There are two major effective treatments for acute forms of leukemia: chemotherapy and bone marrow/stem cell transplantation. Chemotherapy greatly increases the survival rate for acute leukemia patients. In ALL the 5 year survival rate in children is 80%. In AML the overall survival rate is only 30%, but it is a less common type of acute leukemia. Bone marrow or stem cell transplantation is done when other forms of treatment have failed. The complications that can arise from a bone marrow transplant make it a risky option for older patients so it is not often recommended for patients over 50 years in age.

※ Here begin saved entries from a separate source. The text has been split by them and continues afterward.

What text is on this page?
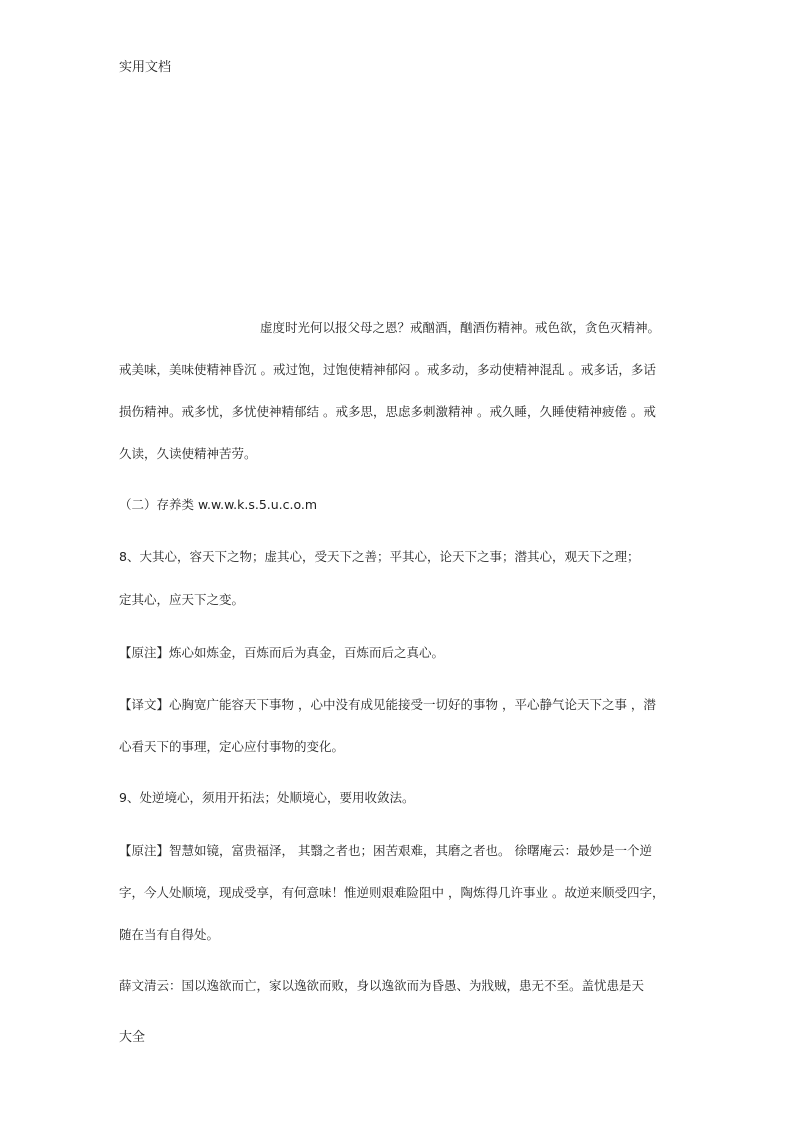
实用文档

虚度时光何以报父母之恩？戒酗酒，酗酒伤精神。戒色欲，贪色灭精神。

戒美味，美味使精神昏沉 。戒过饱，过饱使精神郁闷 。戒多动，多动使精神混乱 。戒多话，多话

损伤精神。戒多忧，多忧使神精郁结 。戒多思，思虑多刺激精神 。戒久睡，久睡使精神疲倦 。戒

久读，久读使精神苦劳。

（二）存养类 w.w.w.k.s.5.u.c.o.m

8、大其心，容天下之物；虚其心，受天下之善；平其心，论天下之事；潜其心，观天下之理；

定其心，应天下之变。

【原注】炼心如炼金，百炼而后为真金，百炼而后之真心。

【译文】心胸宽广能容天下事物 ，心中没有成见能接受一切好的事物 ，平心静气论天下之事 ，潜

心看天下的事理，定心应付事物的变化。

9、处逆境心，须用开拓法；处顺境心，要用收敛法。

【原注】智慧如镜，富贵福泽， 其翳之者也；困苦艰难，其磨之者也。 徐曙庵云：最妙是一个逆

字，今人处顺境，现成受享，有何意味！惟逆则艰难险阻中 ，陶炼得几许事业 。故逆来顺受四字，

随在当有自得处。

薛文清云：国以逸欲而亡，家以逸欲而败，身以逸欲而为昏愚、为戕贼，患无不至。盖忧患是天

大全
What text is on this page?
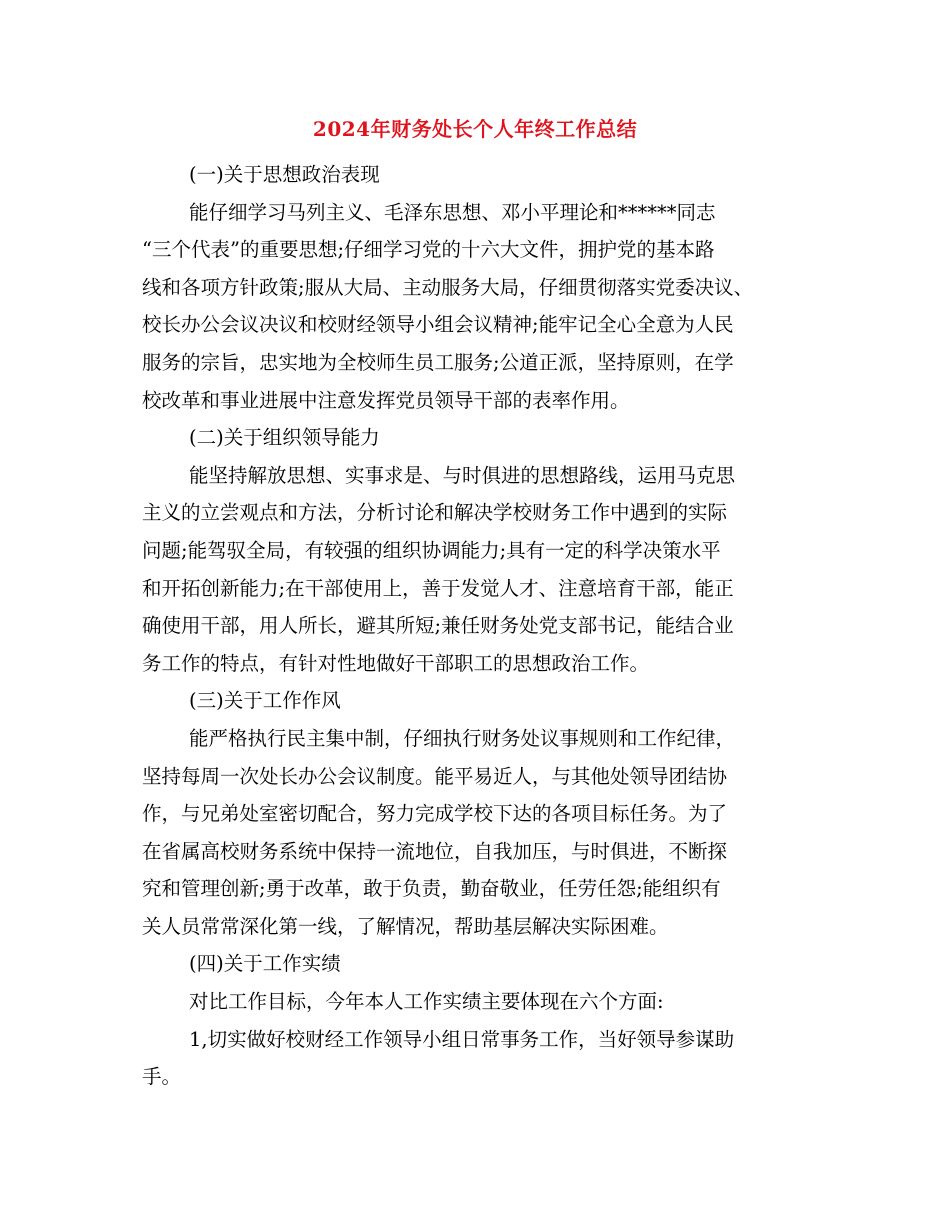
2024年财务处长个人年终工作总结
(一)关于思想政治表现
能仔细学习马列主义、毛泽东思想、邓小平理论和******同志
“三个代表”的重要思想;仔细学习党的十六大文件，拥护党的基本路
线和各项方针政策;服从大局、主动服务大局，仔细贯彻落实党委决议、
校长办公会议决议和校财经领导小组会议精神;能牢记全心全意为人民
服务的宗旨，忠实地为全校师生员工服务;公道正派，坚持原则，在学
校改革和事业进展中注意发挥党员领导干部的表率作用。
(二)关于组织领导能力
能坚持解放思想、实事求是、与时俱进的思想路线，运用马克思
主义的立尝观点和方法，分析讨论和解决学校财务工作中遇到的实际
问题;能驾驭全局，有较强的组织协调能力;具有一定的科学决策水平
和开拓创新能力;在干部使用上，善于发觉人才、注意培育干部，能正
确使用干部，用人所长，避其所短;兼任财务处党支部书记，能结合业
务工作的特点，有针对性地做好干部职工的思想政治工作。
(三)关于工作作风
能严格执行民主集中制，仔细执行财务处议事规则和工作纪律，
坚持每周一次处长办公会议制度。能平易近人，与其他处领导团结协
作，与兄弟处室密切配合，努力完成学校下达的各项目标任务。为了
在省属高校财务系统中保持一流地位，自我加压，与时俱进，不断探
究和管理创新;勇于改革，敢于负责，勤奋敬业，任劳任怨;能组织有
关人员常常深化第一线，了解情况，帮助基层解决实际困难。
(四)关于工作实绩
对比工作目标，今年本人工作实绩主要体现在六个方面:
1,切实做好校财经工作领导小组日常事务工作，当好领导参谋助
手。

Chronic Lymphocytic Leukemia (CLL)
Chronic leukemias involve the proliferation of a more differentiated myeloid or lymphoid cell. CLL accounts for 1/3 of all leukemia cases and is found mostly in older adults. Chronic lymphocytic leukemia has two forms: indolent and aggressive. Indolent CLL is often asymptomatic at the time of diagnosis. In fact, patients with the indolent form often get diagnosed when blood is being analyzed for some other unrelated complaint or symptom. Indolent CLL may be simply monitored and treated symptomatically and patients often live for many years and die of unrelated illnesses before the CLL becomes lethal. Aggressive CLL manifests itself by a relatively quick onset of lymphadenopathy, hepatosplenomegaly, fever, abdominal pain, weight loss, progressive anemia, thrombocytopenia, and rapid rise in lymphocyte count. Hypogammaglobulinemia (decreased gamma globulins in the blood) is also common and can lead to difficulty fighting off infections. Aggressive CLL will need to be treated as other forms of leukemia are treated (chemotherapy, possible radiation and even bone marrow transplant).

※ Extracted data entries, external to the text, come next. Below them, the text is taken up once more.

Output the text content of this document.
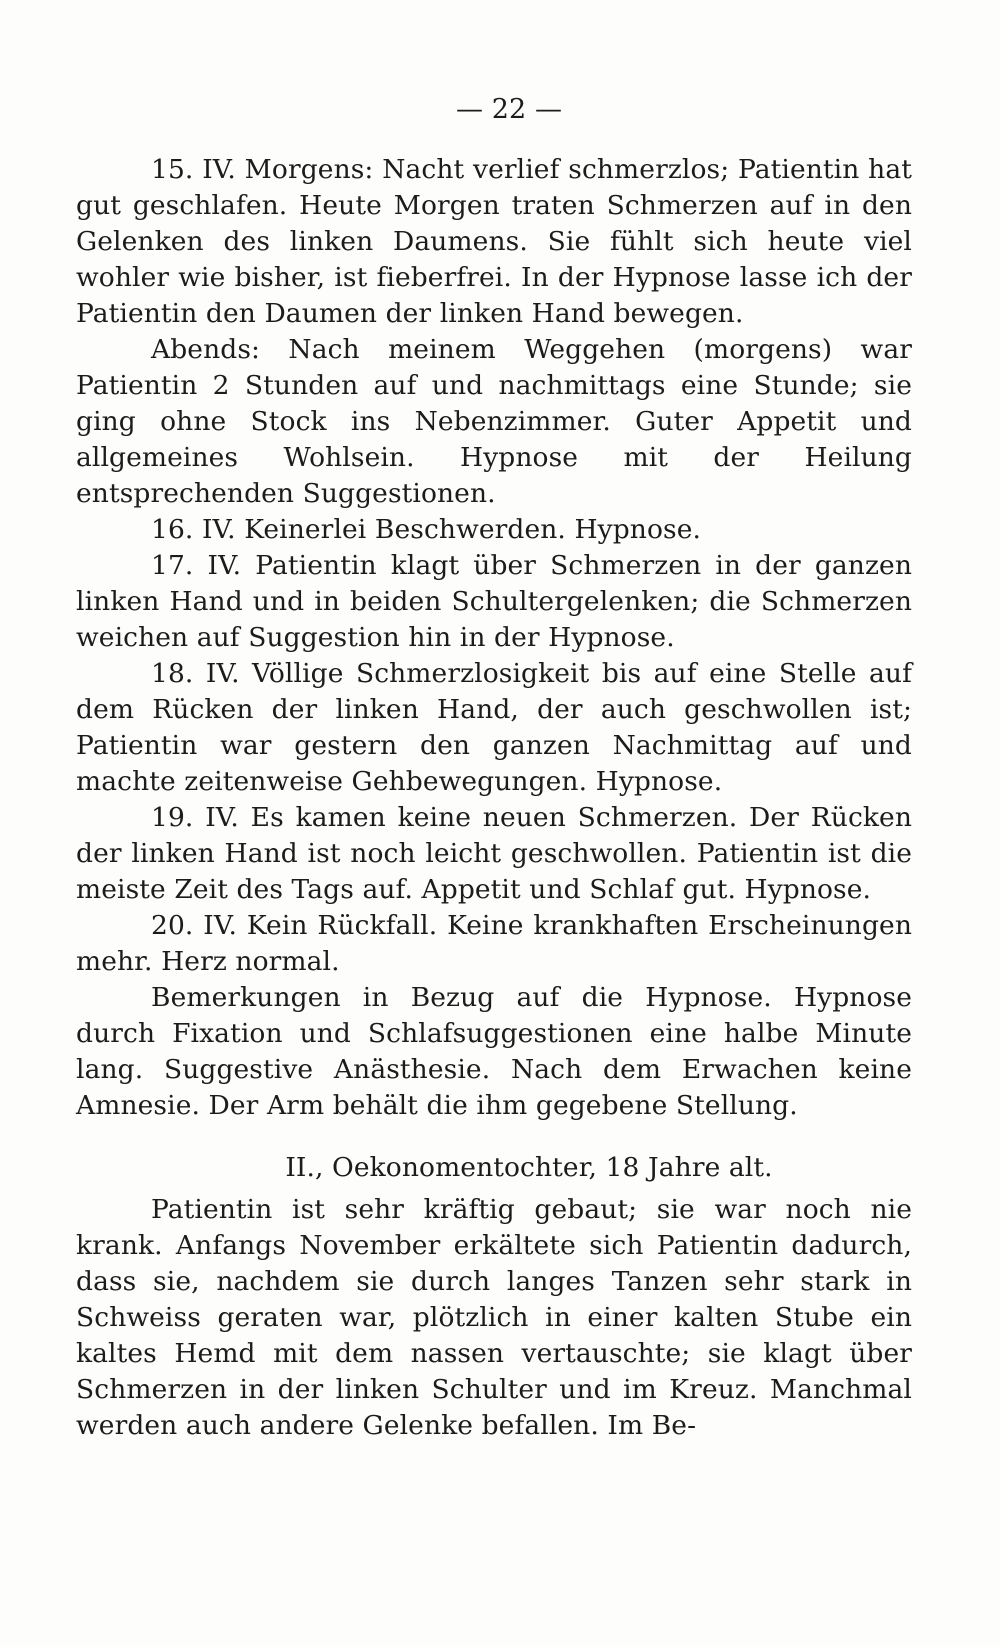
— 22 —

15. IV. Morgens: Nacht verlief schmerzlos; Patientin hat gut geschlafen. Heute Morgen traten Schmerzen auf in den Gelenken des linken Daumens. Sie fühlt sich heute viel wohler wie bisher, ist fieberfrei. In der Hypnose lasse ich der Patientin den Daumen der linken Hand bewegen.

Abends: Nach meinem Weggehen (morgens) war Patientin 2 Stunden auf und nachmittags eine Stunde; sie ging ohne Stock ins Nebenzimmer. Guter Appetit und allgemeines Wohlsein. Hypnose mit der Heilung entsprechenden Suggestionen.

16. IV. Keinerlei Beschwerden. Hypnose.

17. IV. Patientin klagt über Schmerzen in der ganzen linken Hand und in beiden Schultergelenken; die Schmerzen weichen auf Suggestion hin in der Hypnose.

18. IV. Völlige Schmerzlosigkeit bis auf eine Stelle auf dem Rücken der linken Hand, der auch geschwollen ist; Patientin war gestern den ganzen Nachmittag auf und machte zeitenweise Gehbewegungen. Hypnose.

19. IV. Es kamen keine neuen Schmerzen. Der Rücken der linken Hand ist noch leicht geschwollen. Patientin ist die meiste Zeit des Tags auf. Appetit und Schlaf gut. Hypnose.

20. IV. Kein Rückfall. Keine krankhaften Erscheinungen mehr. Herz normal.

Bemerkungen in Bezug auf die Hypnose. Hypnose durch Fixation und Schlafsuggestionen eine halbe Minute lang. Suggestive Anästhesie. Nach dem Erwachen keine Amnesie. Der Arm behält die ihm gegebene Stellung.

II., Oekonomentochter, 18 Jahre alt.

Patientin ist sehr kräftig gebaut; sie war noch nie krank. Anfangs November erkältete sich Patientin dadurch, dass sie, nachdem sie durch langes Tanzen sehr stark in Schweiss geraten war, plötzlich in einer kalten Stube ein kaltes Hemd mit dem nassen vertauschte; sie klagt über Schmerzen in der linken Schulter und im Kreuz. Manchmal werden auch andere Gelenke befallen. Im Be-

The reasons behind whether CLL is indolent or aggressive have to do with the exact gene mutations that occur in the lymphoblastic line. Several laboratory tests are generally conducted to assess which mutated genes exist and this helps determine a patient’s prognosis. Whether the CLL is indolent or aggressive, there are likely to be excessive numbers of immature and abnormal lymphocytes (including the NK cells as they are of the lymphocyte lineage).
Chronic Myelogenous Leukemia (CML)
CML only accounts for 10-15% of leukemia cases and is mostly found in older adults. The hallmark of CML is BCR-ABL gene products that can be detected in the peripheral blood. This is most often caused by the “Philadelphia Chromosome” discussed earlier. CML is characterized by excessive granulocytes, erythroid precursors, and megakaryocytes. There are three phases of CML. The first is the chronic phase which normally lasts around 4 years and consists of weakness and weight loss. The second phase is the short accelerated phase when the patient starts to have symptoms such as fever, night sweats and bone pain. These symptoms occur because of the sudden increase in leukocyte proliferation and the metabolism. The third phase is the terminal blast crisis phase. It normally lasts about three months and is characterized by leukostasis (extremely elevated blast cell count) which is considered to be a medical emergency.